Along the same lines, I do think that a vegetable (or a grain or any other non-animal substance for that matter) should never be meat, ever. And it is to my great dismay that an overwhelming number of my fellow Angelenos heartily disagree. Lately, I have been unable to escape these so-called “meat substitutes” for self-pronounced animal-lovers and health fanatics. Animal lovers? I think not. I am a true animal lover. Nobody quite loves eating a delicious animal as much as me. Cows? Certainly. Pigs? Why of course. Rabbits? Delicious. Some people are cursed with a mind that is unable to separate the cute pink porkie rolling in the mud from their sausage. But I have mastered the art of compartmentalization; my food is not a face. All around me I see my friends munching on “facon” (fake-bacon), veggie burgers, soy chicken and the ever-dreaded tofu. I see them cringe as I hungrily enjoy my steak sandwich at lunch, averting their eyes as they eat (with much less gusto, it seems to me) the “vegetarian option” from the cafeteria.
Yet I have learned to accept their barely concealed disgust. They’re vegetarians, and for whatever absurd reason, have decided to forgo meat. And I’m fine with that choice. Honestly. What I absolutely cannot accept, however, is that once they have chosen to not eat meat, they immediately begin the hunt for meat replacements! And these replacements are a disgrace; they are the skeletons in the closet of meat, so to speak, that really should never be exposed to the public (and I do mean never). “Facon,” for example, which is supposed to look and taste like real bacon, is colored a bright pink with yellow splotches, which I’m assuming is a poor attempt at copying the russety-brown and cream color of perfectly crisped, salty bacon from an actual pig. It could not possibly look more artificial, and frankly, downright unappetizing. Similarly, veggie burger patties all bear a strange, disconcerting resemblance to the infamous and unidentifiable ‘mystery meat,’ which is nowhere even close to what a perfectly cooked all beef burger looks like. But the most irksome aspect of these “foods” (although I begrudge even calling them that) is that their main appeal is that they “taste just like actual meat!”
Whoever came up with that slogan, was, clearly, mentally deranged. The salty, card-boardy soy substitutes do not taste at all similar to meat by any stretch of the imagination. And furthermore, if a person were willing to eat fake meat because it tastes like real meat why would he or she not eat just regular old meat? Either eat meat, or don’t eat meat; but please, out of respect for all that tastes good in the world, do not try and find a way to do both.

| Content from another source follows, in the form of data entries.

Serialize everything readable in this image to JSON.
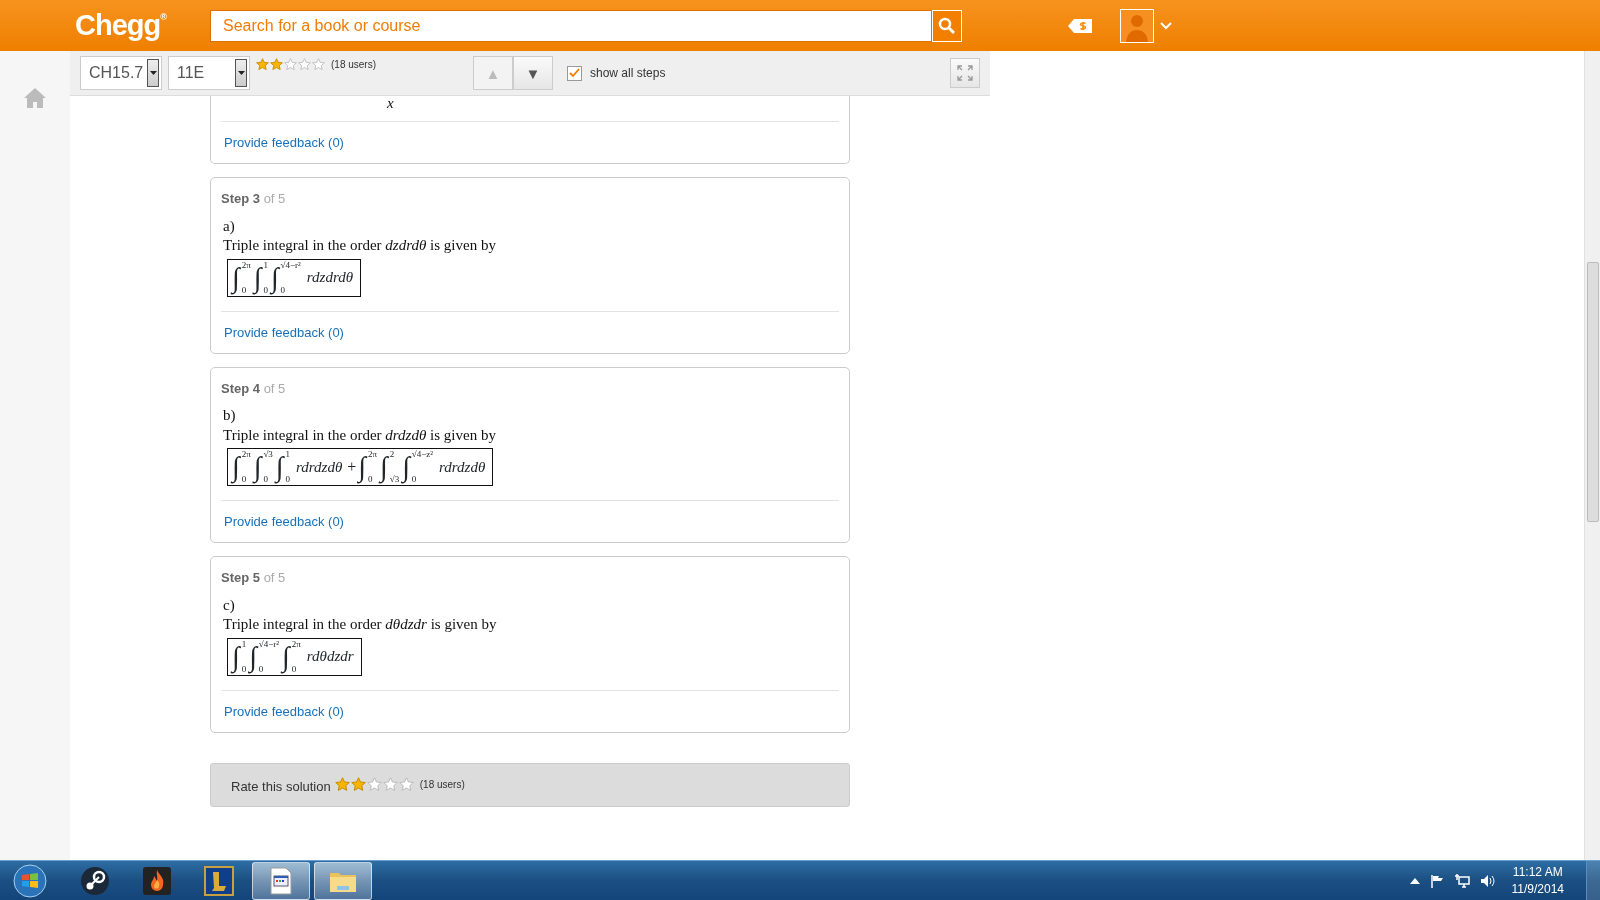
{
  "header": {
    "logo": "Chegg",
    "logo_mark": "®",
    "search": {
      "placeholder": "Search for a book or course"
    }
  },
  "toolbar": {
    "chapter": "CH15.7",
    "problem": "11E",
    "rating": {
      "stars": 2,
      "count": "(18 users)"
    },
    "nav": [
      {
        "glyph": "▲",
        "disabled": true
      },
      {
        "glyph": "▼",
        "disabled": false
      }
    ],
    "show_all_steps": {
      "label": "show all steps",
      "checked": true
    }
  },
  "integral_sign": "∫",
  "partial_step": {
    "fragment": "x",
    "feedback": "Provide feedback (0)"
  },
  "steps": [
    {
      "title": "Step 3",
      "of": "of 5",
      "part": "a)",
      "text": "Triple integral in the order *dzdrdθ* is given by",
      "formula": [
        {
          "integrals": [
            {
              "upper": "2π",
              "lower": "0"
            },
            {
              "upper": "1",
              "lower": "0"
            },
            {
              "upper": "√4−r²",
              "lower": "0"
            }
          ],
          "integrand": "rdzdrdθ"
        }
      ],
      "feedback": "Provide feedback (0)"
    },
    {
      "title": "Step 4",
      "of": "of 5",
      "part": "b)",
      "text": "Triple integral in the order *drdzdθ* is given by",
      "formula": [
        {
          "integrals": [
            {
              "upper": "2π",
              "lower": "0"
            },
            {
              "upper": "√3",
              "lower": "0"
            },
            {
              "upper": "1",
              "lower": "0"
            }
          ],
          "integrand": "rdrdzdθ"
        },
        {
          "operator": "+",
          "integrals": [
            {
              "upper": "2π",
              "lower": "0"
            },
            {
              "upper": "2",
              "lower": "√3"
            },
            {
              "upper": "√4−z²",
              "lower": "0"
            }
          ],
          "integrand": "rdrdzdθ"
        }
      ],
      "feedback": "Provide feedback (0)"
    },
    {
      "title": "Step 5",
      "of": "of 5",
      "part": "c)",
      "text": "Triple integral in the order *dθdzdr* is given by",
      "formula": [
        {
          "integrals": [
            {
              "upper": "1",
              "lower": "0"
            },
            {
              "upper": "√4−r²",
              "lower": "0"
            },
            {
              "upper": "2π",
              "lower": "0"
            }
          ],
          "integrand": "rdθdzdr"
        }
      ],
      "feedback": "Provide feedback (0)"
    }
  ],
  "rate_bar": {
    "label": "Rate this solution",
    "stars": 2,
    "count": "(18 users)"
  },
  "taskbar": {
    "apps": [
      {
        "kind": "steam",
        "active": false
      },
      {
        "kind": "flame",
        "active": false
      },
      {
        "kind": "emblem",
        "active": false
      },
      {
        "kind": "window",
        "active": true
      },
      {
        "kind": "folder",
        "active": true
      }
    ],
    "tray": {
      "time": "11:12 AM",
      "date": "11/9/2014"
    }
  }
}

Yet it is the American way. We want to spare our furry friends, yet we cannot bear to sacrifice the delicious, sinfully good red meat. We simply cannot bring ourselves to make the sacrifice, and so we try to cheat the system by coming up with tofurkey and soy chicken, which are nothing more than a manifestation of American laziness and resistance to making a “hard” life choice and sticking to it. We believe that we are getting the best of both worlds, that we have it all, but if you actually stop to taste what we are so busy praising, then you would come to see that it is nothing to be lauded.
Fake meat is really just the newest link in a long chain of greedy attempts to have our cake and eat it too… only this time it’s soy.